Il y a du ciel bleu au milieu de tout le gris nuageux qui embrume ma tête.

 

Le bleu, il est dans les yeux du Petit, celui qui montre ses quenottes toutes neuves à chaque fois qu'il nous sourit, celui qui nous interpelle d'un claquement de langue, à défaut d'avoir les mots pour le moment. Celui qui avale ses biberons goulument pour nous rappeler de quelle manière il faut manger la vie...

 

Le bleu, il est dans les attentions délicates des amis, les petits mots, les verres et les repas partagés.

 

Le bleu, il est dans la certitude que le crabe ne pourra jamais attaquer la solidité des liens dans la famille Tortue.

 

 

 

Le bleu est aussi dans la relation pailletée avec Lui.

 

J'ignore ce qui fait qu'il en est arrivé à prendre autant de place dans mes pensées. J'ignore par quel mystère notre relation peut être aussi "vraie" alors qu'elle est surtout ancrée dans les échanges virtuels, et que l'on ne s'est rencontré qu'une seule fois.

 

Certes, les nouvelles récentes me rendent vulnérable d'une certaine façon, et le besoin d'une épaule se faisant sentir, j'ai pensé à la sienne. Parce qu'aussi, ses mots sont tellement comme des caresses quand il me parle de moi, que j'en arrive pratiquement à croire qu'il pense vraiment tout ce qu'il écrit.

 

Après presqu'un an de discussions virtuelles, même espacées de silences, malgré les rendez-vous ratés pour cause d'agendas peu compatibles, l'intérêt de l'échange ne s'émousse pas.

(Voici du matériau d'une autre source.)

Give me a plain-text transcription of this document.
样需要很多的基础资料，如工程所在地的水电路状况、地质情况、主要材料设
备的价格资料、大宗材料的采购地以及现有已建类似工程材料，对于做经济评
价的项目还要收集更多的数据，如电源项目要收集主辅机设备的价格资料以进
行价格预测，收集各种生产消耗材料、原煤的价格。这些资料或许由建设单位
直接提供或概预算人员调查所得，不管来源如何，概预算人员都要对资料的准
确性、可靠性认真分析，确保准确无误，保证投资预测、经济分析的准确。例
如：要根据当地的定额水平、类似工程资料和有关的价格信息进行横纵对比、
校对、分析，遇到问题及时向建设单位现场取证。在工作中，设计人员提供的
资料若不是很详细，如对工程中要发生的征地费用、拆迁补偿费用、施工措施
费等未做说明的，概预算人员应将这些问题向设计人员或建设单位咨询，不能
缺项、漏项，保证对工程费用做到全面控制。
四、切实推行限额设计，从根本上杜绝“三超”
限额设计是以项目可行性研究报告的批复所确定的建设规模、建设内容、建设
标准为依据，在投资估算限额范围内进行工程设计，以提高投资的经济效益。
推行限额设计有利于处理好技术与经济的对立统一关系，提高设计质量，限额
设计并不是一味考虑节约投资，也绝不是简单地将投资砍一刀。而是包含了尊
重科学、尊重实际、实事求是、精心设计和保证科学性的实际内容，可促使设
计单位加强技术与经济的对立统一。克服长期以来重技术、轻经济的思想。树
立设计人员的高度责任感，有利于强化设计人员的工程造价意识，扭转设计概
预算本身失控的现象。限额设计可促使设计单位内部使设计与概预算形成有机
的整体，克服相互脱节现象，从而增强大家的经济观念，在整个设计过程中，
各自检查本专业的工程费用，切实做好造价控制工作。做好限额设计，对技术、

Humour, finesse, profondeur.

J'en perds mon objectivité mais toutes les autres discussions que je peux avoir en dehors de lui me semblent fades.

 

Plus on discute, plus je me rapproche de lui. Une sorte de lien s'est tissé au fil du temps et de l'échange, une complicité. Il tire le fil qui m'amène à lui. 

Depuis des mois, il semble vouloir percer la carapace.

 

Ce n'est pourtant pas lui qui vient de la faire exploser, ce sont les circonstances de la vie... mais le seul rempart que j'envisage en ce moment pour remplacer les écailles fendillées, c'est sa présence et cette forme de talent qu'il a pour me faire cracher le meilleur de moi-même en quelques mots posés sur mon écran.

 

De toutes façons, rien que notre rencontre n'avait rien d'ordinaire.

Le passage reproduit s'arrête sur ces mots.